Najnowszy nabytek, taka klasyczna, dość ciemna i neutralno-chłodna czerwień. Zaskakująco niespecjalnie mi się malowało, jakiś taki gęściejszy niż zwykle mi się wydał i wygenerowałam więcej niedokładności konturu malunku, niż zwykle. W noszeniu OK. Na zdjęciu podziwiamy efekt po 2 dniach od pomalowania; jak widać, trochu się zmatowił i starł na końcówkach (użyty top to niespecjalnie świeży Seche Vite).

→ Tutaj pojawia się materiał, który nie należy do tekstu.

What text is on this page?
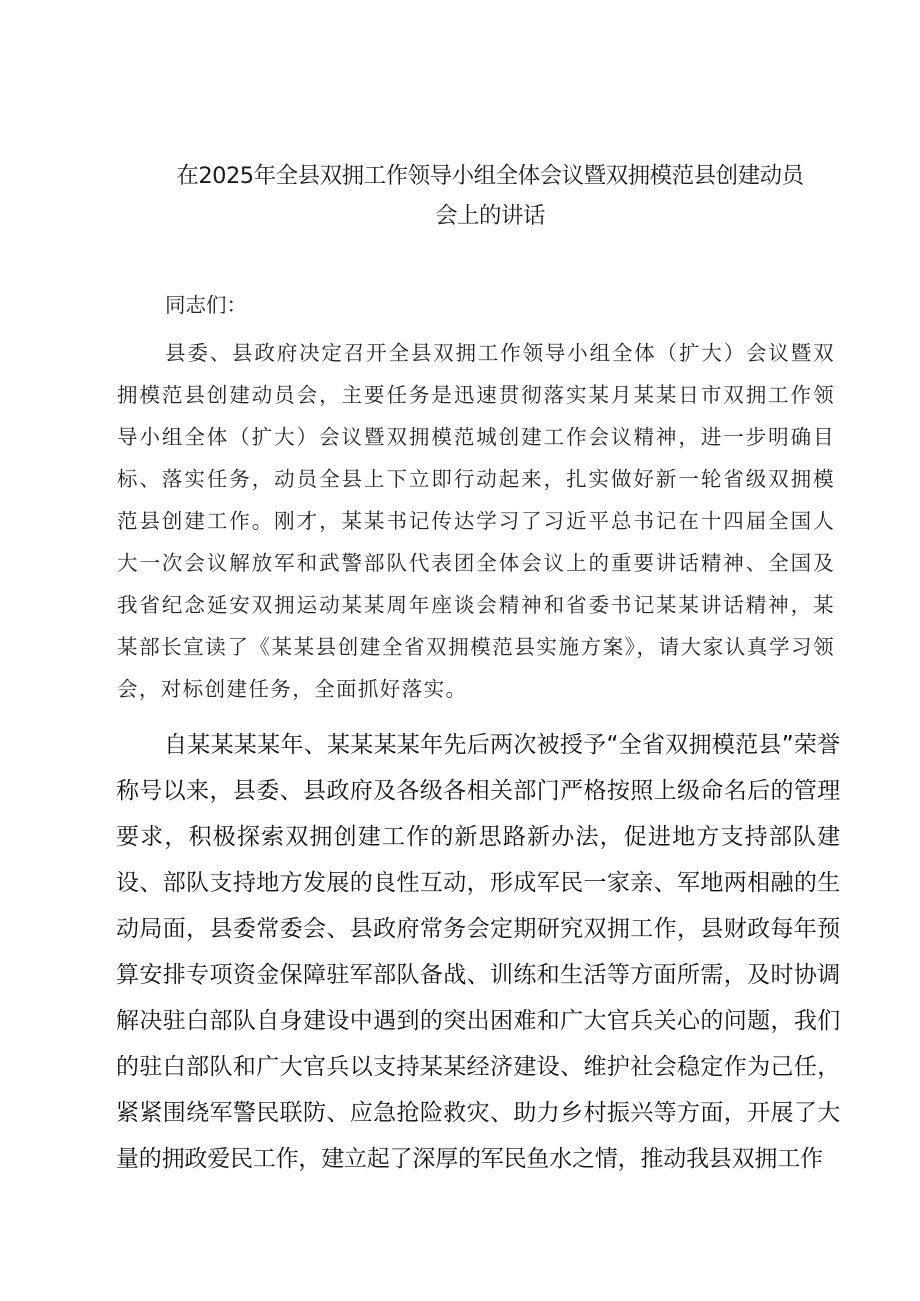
在2025年全县双拥工作领导小组全体会议暨双拥模范县创建动员
会上的讲话

同志们：

县委、县政府决定召开全县双拥工作领导小组全体（扩大）会议暨双拥模范县创建动员会，主要任务是迅速贯彻落实某月某某日市双拥工作领导小组全体（扩大）会议暨双拥模范城创建工作会议精神，进一步明确目标、落实任务，动员全县上下立即行动起来，扎实做好新一轮省级双拥模范县创建工作。刚才，某某书记传达学习了习近平总书记在十四届全国人大一次会议解放军和武警部队代表团全体会议上的重要讲话精神、全国及我省纪念延安双拥运动某某周年座谈会精神和省委书记某某讲话精神，某某部长宣读了《某某县创建全省双拥模范县实施方案》，请大家认真学习领会，对标创建任务，全面抓好落实。

自某某某某年、某某某某年先后两次被授予“全省双拥模范县”荣誉称号以来，县委、县政府及各级各相关部门严格按照上级命名后的管理要求，积极探索双拥创建工作的新思路新办法，促进地方支持部队建设、部队支持地方发展的良性互动，形成军民一家亲、军地两相融的生动局面，县委常委会、县政府常务会定期研究双拥工作，县财政每年预算安排专项资金保障驻军部队备战、训练和生活等方面所需，及时协调解决驻白部队自身建设中遇到的突出困难和广大官兵关心的问题，我们的驻白部队和广大官兵以支持某某经济建设、维护社会稳定作为己任，紧紧围绕军警民联防、应急抢险救灾、助力乡村振兴等方面，开展了大量的拥政爱民工作，建立起了深厚的军民鱼水之情，推动我县双拥工作
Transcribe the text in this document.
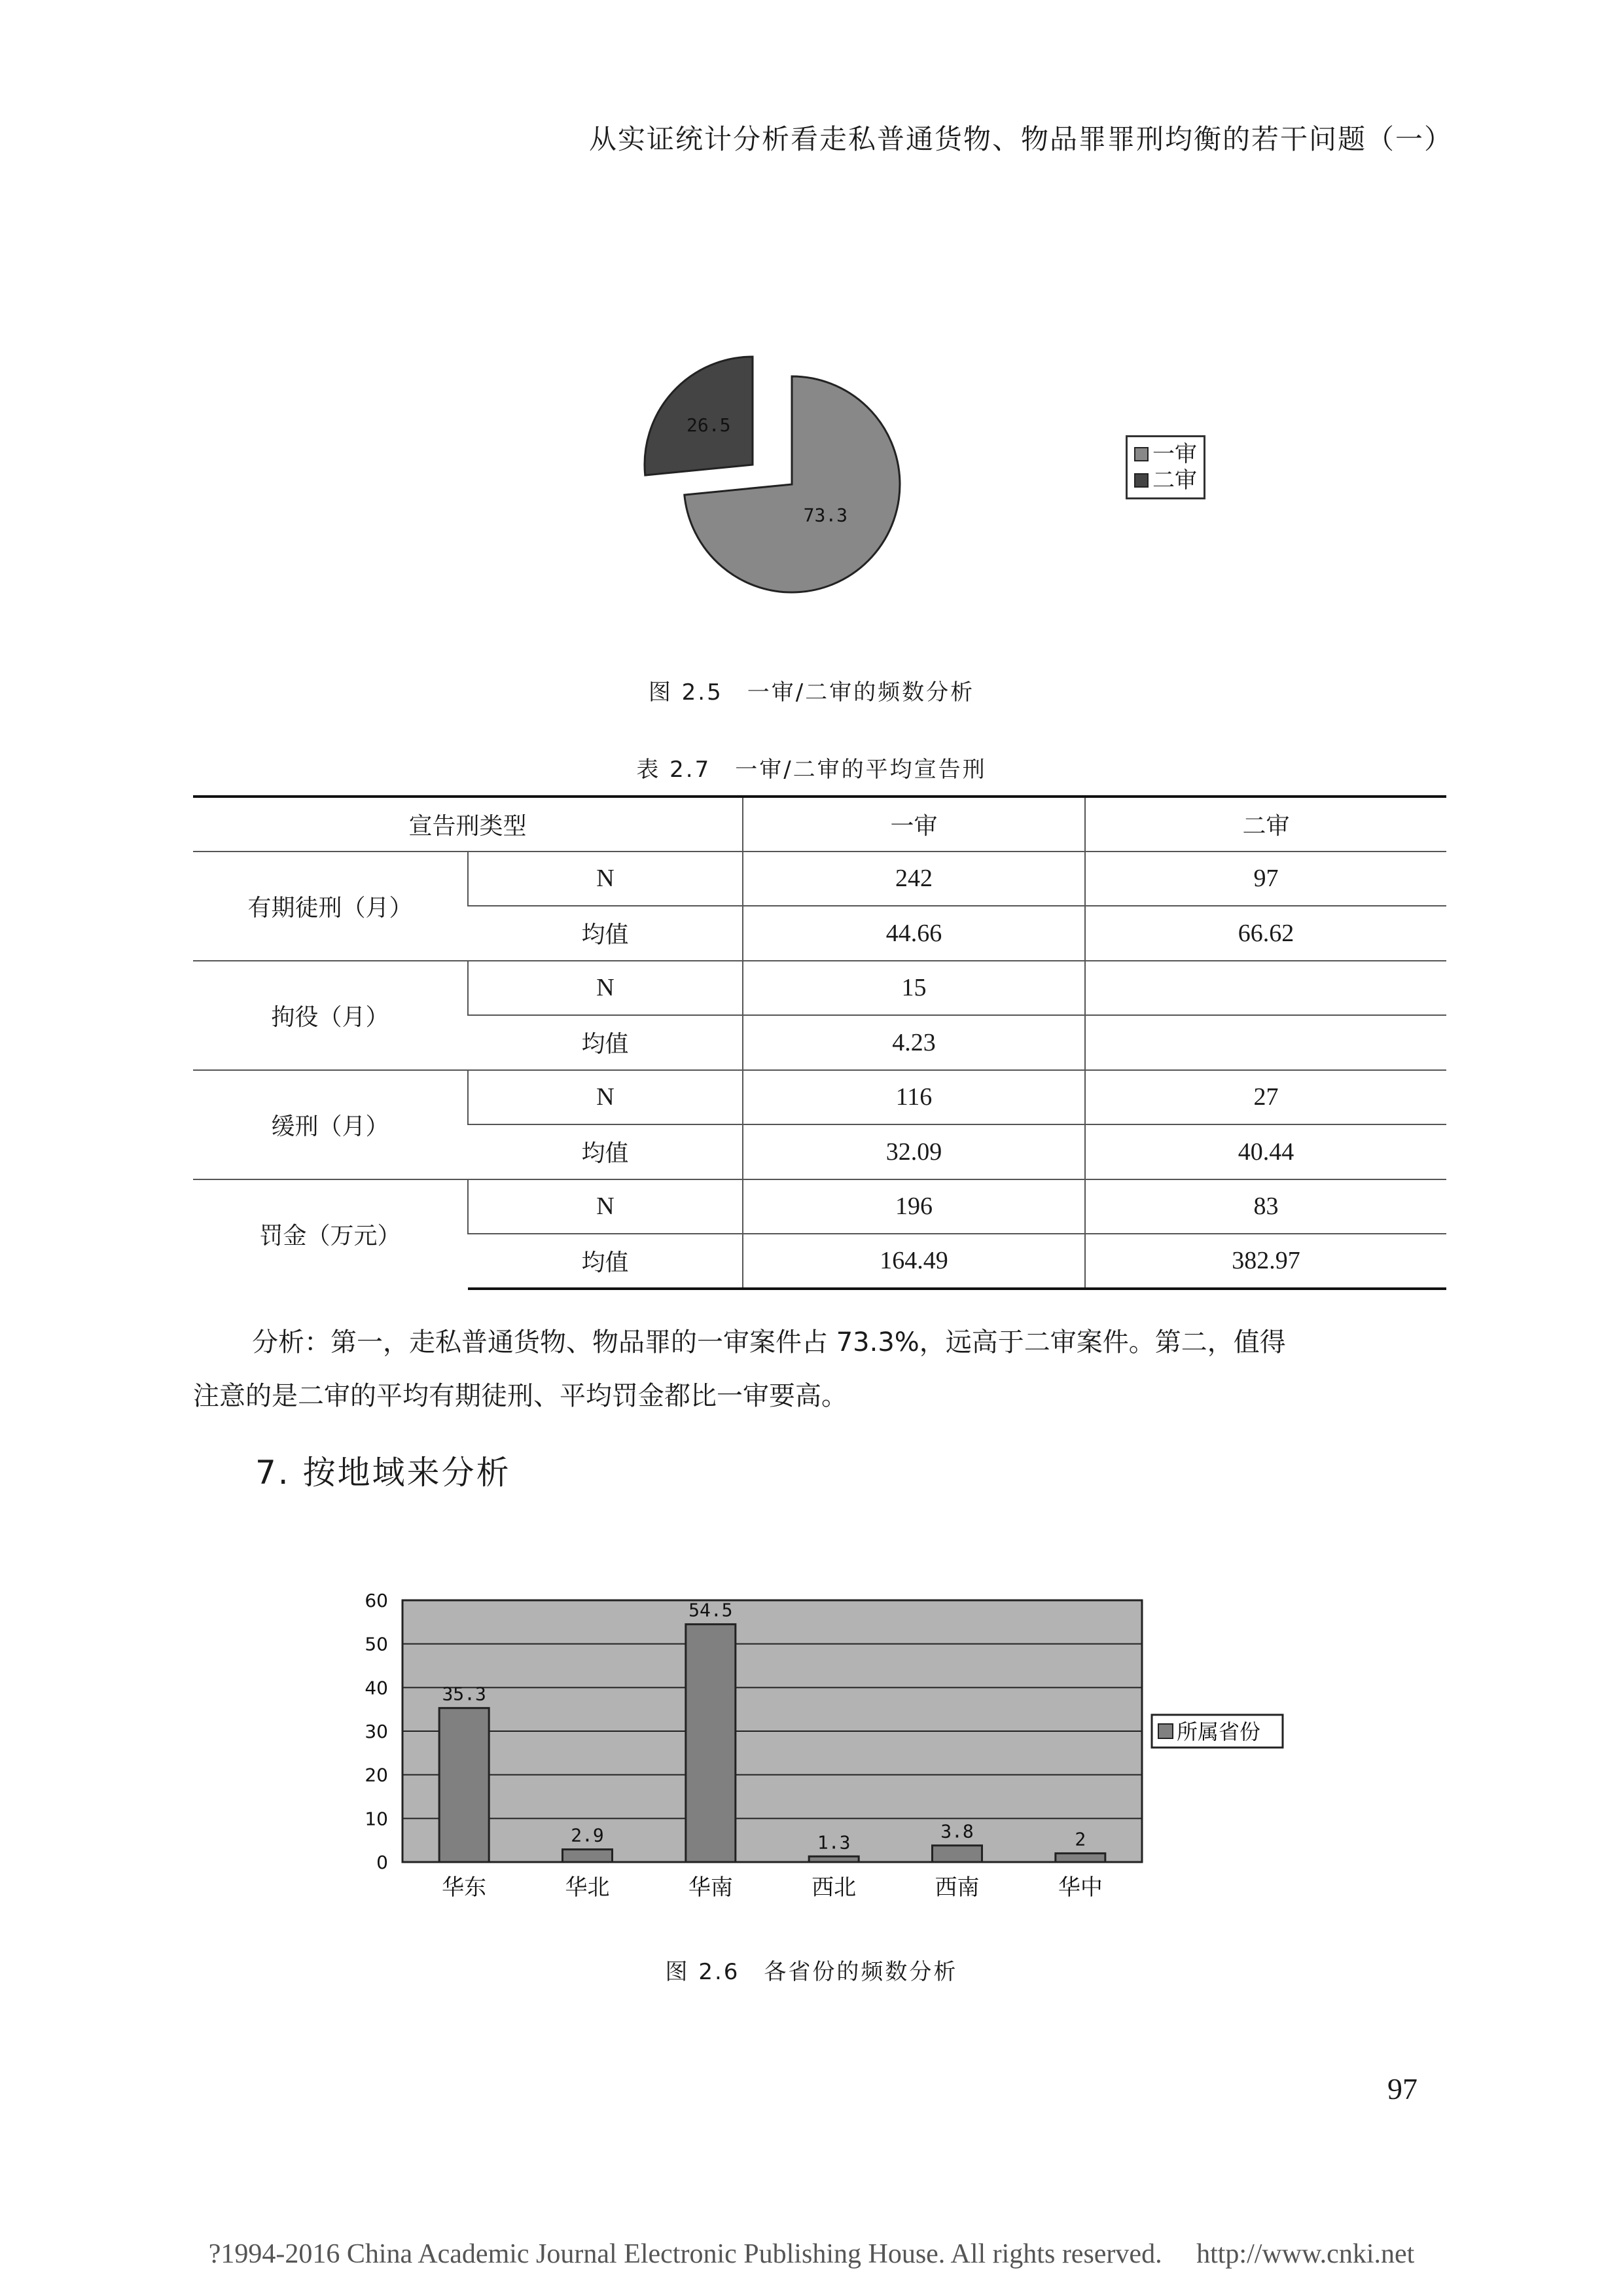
从实证统计分析看走私普通货物、物品罪罪刑均衡的若干问题（一）
73.3
26.5
一审
二审
图 2.5　一审/二审的频数分析
表 2.7　一审/二审的平均宣告刑
宣告刑类型		一审	二审
有期徒刑（月）	N	242	97
	均值	44.66	66.62
拘役（月）	N	15	
	均值	4.23	
缓刑（月）	N	116	27
	均值	32.09	40.44
罚金（万元）	N	196	83
	均值	164.49	382.97
分析：第一，走私普通货物、物品罪的一审案件占 73.3%，远高于二审案件。第二，值得
注意的是二审的平均有期徒刑、平均罚金都比一审要高。
7. 按地域来分析
0
10
20
30
40
50
60
35.3
华东
2.9
华北
54.5
华南
1.3
西北
3.8
西南
2
华中
所属省份
图 2.6　各省份的频数分析
97
?1994-2016 China Academic Journal Electronic Publishing House. All rights reserved.　 http://www.cnki.net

piątek, 11 października 2013

Lovely Blink Blink 4


Tradycyjnie przerywam rozmowy o targach aby podzielić się robionymi pod żarówką zdjęciami krzywo pomalowanej taniochy ;d 

Poszłam do rossmanna po nowy piasek Wibo ale nie mieli, za to odkryłam takie cosie:lovelymakeup.pl/paznokcie/lakiery/blink więc kupiłam nr 4 i nr 6. Poniżej fotki 1 warstwy 4 na tym:klubnieanonimowychlakieroholiczek.blogspot.com/2013/06/miyo-mini-drops-71-italian-olive.html 

czwartek, 10 października 2013

OPI Embarca-Dare Ya!




To z kolekcji San Francisco (Fall 2013). Kupiony na targach kosmetycznych.
Fuksjowy (?) ze złotymi drobinkami. Standardowo 2 warstwy z Herome i Quickenem.
Malowało się bardzo dobrze. 

(kry0)

środa, 9 października 2013

Eveline miniMax 401





2 warstwy lakieru + top, też od Evelinki. 

Lakier nakłada się naprawdę fajnie, schnie bardzo szybko nawet bez topu :) Pewnie gdyby zastosować jedną grubszą warstwę krycie też byłoby wystarczające, ale dużo zależy od tego, jaką kto ma pigmentację paznokci (moje końcówki są śnieżnobiałe, trzeba naprawdę dobrego lakieru, żeby jedna warstwa załatwiła sprawę). Fantastycznie się mieni :) Dwa pierwsze zdjęcia przy dzisiejszym bardzo jesiennym świetle dziennym, trzecie z lampą. 

wtorek, 8 października 2013

Inglot 177



  •  Plon zeszłorocznego apetytu na jagódki. Kolor to kremowa, dosyć ciemna, chłodna oberżyna z minimalną ilością niebiesko-fioletowego shimmera, którego na paznokciach prawie nie widać, ale który nadaje całości chłód i głębię. Technicznie bardzo ok, na mnie Ingloty zwykle sprawują się bez zarzutu. 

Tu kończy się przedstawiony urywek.